Saturday, January 09, 2021
The Grief Limbo Continues
I feel like I've been to war and back since my beloved 94 years old grandmother Baba who died Nov 5th. I have adulted more in the last 2 months than my entire life!
- Less than a week after Baba died got both an inner and outer ear infection on the same ear I wear my hearing aid! Which made me feel lonely among my hearing uncles and aunt
-Sorted through 90 plus years worth of things by donation, give to family, friends or neighbors and that was heart wrenching to slowly disassembled Baba's home
-took care of the cremation services and picked up Baba's ashes
-I wrote with my uncle's feedback and paid for her obituary
- I bought 3 plots for Baba, my Mom (who died 3 years ago)

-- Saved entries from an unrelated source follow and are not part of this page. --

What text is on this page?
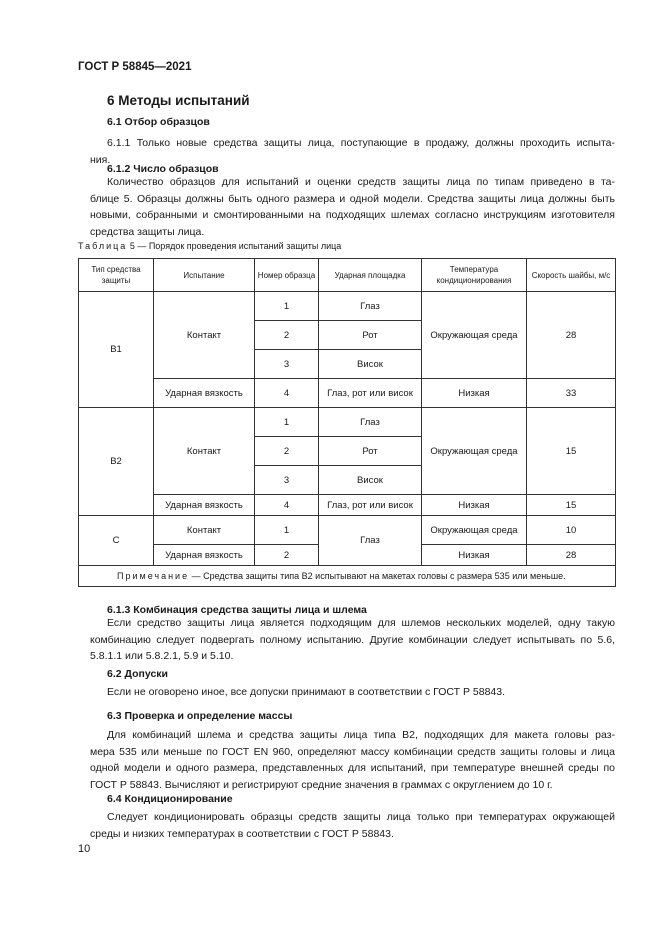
ГОСТ Р 58845—2021
6 Методы испытаний
6.1 Отбор образцов
6.1.1 Только новые средства защиты лица, поступающие в продажу, должны проходить испыта-
ния.
6.1.2 Число образцов
Количество образцов для испытаний и оценки средств защиты лица по типам приведено в та-
блице 5. Образцы должны быть одного размера и одной модели. Средства защиты лица должны быть
новыми, собранными и смонтированными на подходящих шлемах согласно инструкциям изготовителя
средства защиты лица.
Таблица 5 — Порядок проведения испытаний защиты лица
Тип средства защиты	Испытание	Номер образца	Ударная площадка	Температура кондиционирования	Скорость шайбы, м/с
B1	Контакт	1	Глаз	Окружающая среда	28
		2	Рот		
		3	Висок		
	Ударная вязкость	4	Глаз, рот или висок	Низкая	33
B2	Контакт	1	Глаз	Окружающая среда	15
		2	Рот		
		3	Висок		
	Ударная вязкость	4	Глаз, рот или висок	Низкая	15
C	Контакт	1	Глаз	Окружающая среда	10
	Ударная вязкость	2		Низкая	28
Примечание — Средства защиты типа B2 испытывают на макетах головы с размера 535 или меньше.					
6.1.3 Комбинация средства защиты лица и шлема
Если средство защиты лица является подходящим для шлемов нескольких моделей, одну такую
комбинацию следует подвергать полному испытанию. Другие комбинации следует испытывать по 5.6,
5.8.1.1 или 5.8.2.1, 5.9 и 5.10.
6.2 Допуски
Если не оговорено иное, все допуски принимают в соответствии с ГОСТ Р 58843.
6.3 Проверка и определение массы
Для комбинаций шлема и средства защиты лица типа B2, подходящих для макета головы раз-
мера 535 или меньше по ГОСТ EN 960, определяют массу комбинации средств защиты головы и лица
одной модели и одного размера, представленных для испытаний, при температуре внешней среды по
ГОСТ Р 58843. Вычисляют и регистрируют средние значения в граммах с округлением до 10 г.
6.4 Кондиционирование
Следует кондиционировать образцы средств защиты лица только при температурах окружающей
среды и низких температурах в соответствии с ГОСТ Р 58843.
10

- I put a deposit down to have Baba's and Mom's ashes laid to rest and started a 3 years interest free payment plan for my ashes when the time comes
- finished teaching, gave final exams and did end of the semester course grades for 100 students a few days before Xmas
- got the paperwork for Baba's estate lawyer and finally met with her on Dec 30th
- dealt with Baba's online financial accounts for the estate lawyer
-gathered all the photos, mementos, journals, important family documents, letters and my 2 uncles and I spent 6 hours wading through it all! I then carefully pack up what we decided to keep for safeguarding
- packed up everything I wanted to keep and hired movers to move from PA about 90% of Baba's furniture which is much nicer than anything I've accumulated in the 16 years in NYC
-dealt with the movers 5 hours last Tuesday January 5th and again yesterday January 8th for 3 hours which meant I only had an air mattress, a camping chair to use while waiting for my things to be delivered. All the old furniture was removed because I was told it would be the same day move and it wasn't!
Now I just need to unpack and I'm struggling to stay motivated, I am still very bereft! I have been eating my feelings ugh which sucks cuz I lost 16 lbs right before Baba died and now I don't know if I've gained it all back or not?
The worst part of it all is I feel so alone and anchoredless! I was Baba's caregiver for many years. I am an only child, never married, no kids, don't know my father or that side of the family. I have my 2 uncles and 1 aunt and 1 cousin far away! And none of them live nearby but I will try to continue to visit monthly. Difficult with COVID-19 rising!
I want to stress that my one uncle and aunt went above and beyond the call of duty and without them I would not have finished this in a somewhat timely manner. And my other uncle helped some too but I think it was too hard for him to be active in it all.
Before Baba died and we knew it would be soon, she said she was so sorry to have to leave me all alone. And that's how I feel, alone even with my cats, friends, 2 different guys in my life I still feel alone. This post isn't to garner attention and I know after enough time goes by, it won't hurt so much. But right now it hurts and it waxes and wanes. I can function but I have no joy.